I remember seeing Steven Segal loading ammo for a suppressed sub gun in one of his movies. I'm pretty sure it was a progressive press, maybe a Dillon, but I think they showed him weighing a powder charge and manually charging the cases.
 
Now that I think of it, there was a film - the name of which now escapes me - in which Mossad agents avenge the atrocity of the Munich Olympics. In one scene they are shown pulling the bullets on their pistol ammo to dump out some of the powder, giving them a reduced and less noisy/attention-drawing, but still functional, charge. Not handloading in the true sense, but it seems at least to conform to the spirit of loading non-factory ammunition.
 
I watch the tv show "the walking dead". On the show one of the members decides he can reload the spent casings at some kind of factory. I am waiting for the season premiere to see how they go about it, but It is a tv show so I do not expect much detail but it will still be interesting.
 
Someone commented on another board about that. They thought what I thought, that it was be easier to find a gun store and get reloading supplies.
 
I remember many of the examples you guys have cited......the most entertaining one was Tremors, but the most recent one I saw was at the very beginning of the movie depicting a bad guy loading sniper ammo on a Forster Coax single stage. I can't for the life of me remember the name of the movie! Any of you younger guys (or older with superior memories) remember the movie?
 
In the making of a movie or TV show there is in front of the camera and there is behind the camera. Behind the camera, somewhere, there is a studio can filled with period correct items and then there should be technical directors.
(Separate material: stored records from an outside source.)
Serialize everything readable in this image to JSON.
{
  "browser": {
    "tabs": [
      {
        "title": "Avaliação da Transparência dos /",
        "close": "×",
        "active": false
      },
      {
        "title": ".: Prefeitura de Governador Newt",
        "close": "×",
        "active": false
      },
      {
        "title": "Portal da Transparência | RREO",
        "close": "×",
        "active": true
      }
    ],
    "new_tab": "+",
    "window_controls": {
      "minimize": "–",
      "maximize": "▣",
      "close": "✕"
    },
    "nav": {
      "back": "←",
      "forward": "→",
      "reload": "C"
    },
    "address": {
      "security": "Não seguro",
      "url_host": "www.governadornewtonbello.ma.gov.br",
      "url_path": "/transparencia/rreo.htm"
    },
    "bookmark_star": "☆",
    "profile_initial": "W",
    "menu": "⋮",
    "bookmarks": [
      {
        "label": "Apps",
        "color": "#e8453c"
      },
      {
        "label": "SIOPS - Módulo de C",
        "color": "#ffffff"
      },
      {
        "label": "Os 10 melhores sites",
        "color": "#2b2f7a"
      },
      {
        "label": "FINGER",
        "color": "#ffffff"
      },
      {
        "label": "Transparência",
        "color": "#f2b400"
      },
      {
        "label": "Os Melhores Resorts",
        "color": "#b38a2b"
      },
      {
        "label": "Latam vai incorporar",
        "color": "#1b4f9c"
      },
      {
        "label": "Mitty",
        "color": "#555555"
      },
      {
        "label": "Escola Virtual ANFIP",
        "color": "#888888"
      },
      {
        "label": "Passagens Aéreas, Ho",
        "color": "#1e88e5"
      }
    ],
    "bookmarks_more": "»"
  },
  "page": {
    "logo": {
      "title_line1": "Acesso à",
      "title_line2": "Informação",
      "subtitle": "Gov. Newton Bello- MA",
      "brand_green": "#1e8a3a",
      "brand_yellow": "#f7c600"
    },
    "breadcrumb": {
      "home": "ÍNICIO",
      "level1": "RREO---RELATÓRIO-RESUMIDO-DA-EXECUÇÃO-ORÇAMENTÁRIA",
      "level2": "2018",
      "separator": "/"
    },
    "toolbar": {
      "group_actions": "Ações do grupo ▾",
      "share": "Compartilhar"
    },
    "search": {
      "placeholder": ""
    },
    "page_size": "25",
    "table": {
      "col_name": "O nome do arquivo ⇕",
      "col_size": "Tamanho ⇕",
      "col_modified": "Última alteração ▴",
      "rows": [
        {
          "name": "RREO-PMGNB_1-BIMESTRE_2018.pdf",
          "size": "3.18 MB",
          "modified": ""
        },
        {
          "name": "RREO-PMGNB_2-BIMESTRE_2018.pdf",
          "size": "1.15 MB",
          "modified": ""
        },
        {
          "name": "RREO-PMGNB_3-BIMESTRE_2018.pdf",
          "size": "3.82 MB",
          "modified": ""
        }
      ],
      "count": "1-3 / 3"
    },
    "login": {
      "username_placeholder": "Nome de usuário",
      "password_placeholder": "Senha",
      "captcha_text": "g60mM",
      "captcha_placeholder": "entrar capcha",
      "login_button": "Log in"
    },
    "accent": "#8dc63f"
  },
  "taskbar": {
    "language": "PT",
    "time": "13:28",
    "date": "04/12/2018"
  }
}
It was pointed out to me a Roman in a movie warring a non period correct Timex watch. And I wondered if actors were making an attempt at seeing what they could get away with.

F. Guffey
 
while I have not personally gone through it frame by frame to verify, there is a long standing report on how one of the scenes in the original 10 Commandments shows one of the extras wearing a wristwatch.

Clearly not something commonly sported by people pointing at the parting of the Red Sea. And very likely NOT a case of an actor (extra) "seeing what they could get away with", but more likely just a simple error, the extra not knowing, or not being told not to wear the watch.

The other failure is that of the editors, who did not catch the mistake, and remove it from the final copy.

Happens a lot more than you think in movies and TV. Period "wrong" items, reversed images, continuity issues (check all car crashes carefully, see if later scenes have the same car (unrepaired) showing no damage), lots of things can, and do go wrong on movie sets, and while there are people who's job is to see that we (the audience) don't see them, they are fallible, and sometimes, it seems, barely competent.